Einen Neuanfang versprachen sich viele nicht zu Unrecht. In der Legion hatten sie endlich eine soziale Heimat. Hier «hat man keine Vergangenheit mehr, (. . .) so hat ein jeder dieselben Chancen», sagt einer, der, einst als «haltlos» eingestuft, den Aufstieg zum Feldweibel geschafft und auch geheiratet hat. Im Rückblick gilt die Legion als Lebensschule, in der man reifer geworden oder «wieder auf die gute Bahn gekommen» sei. Nach der Rückkehr in die Schweiz finden – sofern sich die Spuren nicht verlieren – viele den Tritt, wogegen einzelne wieder in eine Negativspirale geraten. Manche kommen in einer Kolonie oder in Frankreich zu einer zivilen Existenz.

 

Der ehemalige General Henri Guisan besucht 1951 Algerien und schreitet eine Ehrenformation der Fremdenlegion ab.
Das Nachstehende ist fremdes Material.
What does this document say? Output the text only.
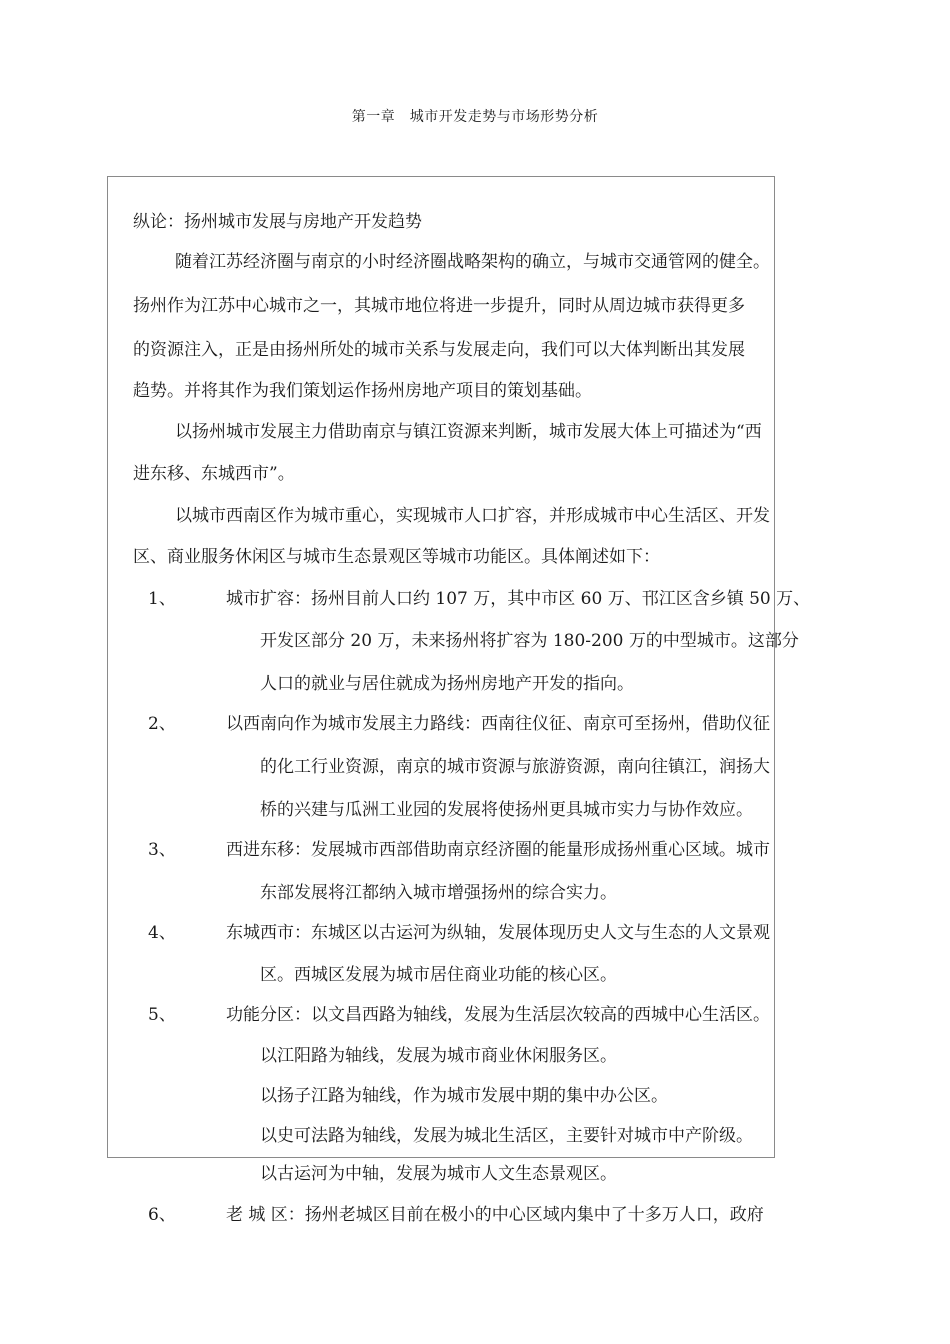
第一章　城市开发走势与市场形势分析
纵论：扬州城市发展与房地产开发趋势
随着江苏经济圈与南京的小时经济圈战略架构的确立，与城市交通管网的健全。
扬州作为江苏中心城市之一，其城市地位将进一步提升，同时从周边城市获得更多
的资源注入，正是由扬州所处的城市关系与发展走向，我们可以大体判断出其发展
趋势。并将其作为我们策划运作扬州房地产项目的策划基础。
以扬州城市发展主力借助南京与镇江资源来判断，城市发展大体上可描述为“西
进东移、东城西市”。
以城市西南区作为城市重心，实现城市人口扩容，并形成城市中心生活区、开发
区、商业服务休闲区与城市生态景观区等城市功能区。具体阐述如下：
1、	城市扩容：扬州目前人口约 107 万，其中市区 60 万、邗江区含乡镇 50 万、
开发区部分 20 万，未来扬州将扩容为 180-200 万的中型城市。这部分
人口的就业与居住就成为扬州房地产开发的指向。
2、	以西南向作为城市发展主力路线：西南往仪征、南京可至扬州，借助仪征
的化工行业资源，南京的城市资源与旅游资源，南向往镇江，润扬大
桥的兴建与瓜洲工业园的发展将使扬州更具城市实力与协作效应。
3、	西进东移：发展城市西部借助南京经济圈的能量形成扬州重心区域。城市
东部发展将江都纳入城市增强扬州的综合实力。
4、	东城西市：东城区以古运河为纵轴，发展体现历史人文与生态的人文景观
区。西城区发展为城市居住商业功能的核心区。
5、	功能分区：以文昌西路为轴线，发展为生活层次较高的西城中心生活区。
以江阳路为轴线，发展为城市商业休闲服务区。
以扬子江路为轴线，作为城市发展中期的集中办公区。
以史可法路为轴线，发展为城北生活区，主要针对城市中产阶级。
以古运河为中轴，发展为城市人文生态景观区。
6、	老 城 区：扬州老城区目前在极小的中心区域内集中了十多万人口，政府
Der ehemalige General Henri Guisan besucht 1951 Algerien und schreitet eine Ehrenformation der Fremdenlegion ab.

 

Ist das verbreitete Bild der «Hölle» also zu korrigieren? Jeder zehnte Schweizer Legionär verlor im Dienst oder in der Gefangenschaft sein Leben. Und es bestätigt sich, dass die Truppe nach innen und nach aussen grausam sein konnte. Die unmenschliche Bestrafung von Verstössen gegen die rigide Disziplin war einer der Gründe, weshalb 18 Prozent der Schweizer einen Fluchtversuch unternahmen, zwei Drittel davon mit Erfolg. Legionäre waren ihrerseits, als Täter oder eher passiv, in Kriegsverbrechen verwickelt. Selten zeigen sich kritische Regungen wie in einem Brief: «Es geht mir sonst ziemlich gut, nur dass ich nicht geschaffen bin, um hier Leute zu töten, die mir nichts getan haben.»

Peter Hubers vielfältiges Bild lässt sich als nüchterne Würdigung der von einer «rage de vivre» getriebenen Menschen verstehen. Explizit ist aber sein Urteil über eine militärische Organisation, «die in den Metropolen Gescheiterte von ganz unten rekrutiert und gegen Schwache in den Kolonien ins Feld führt».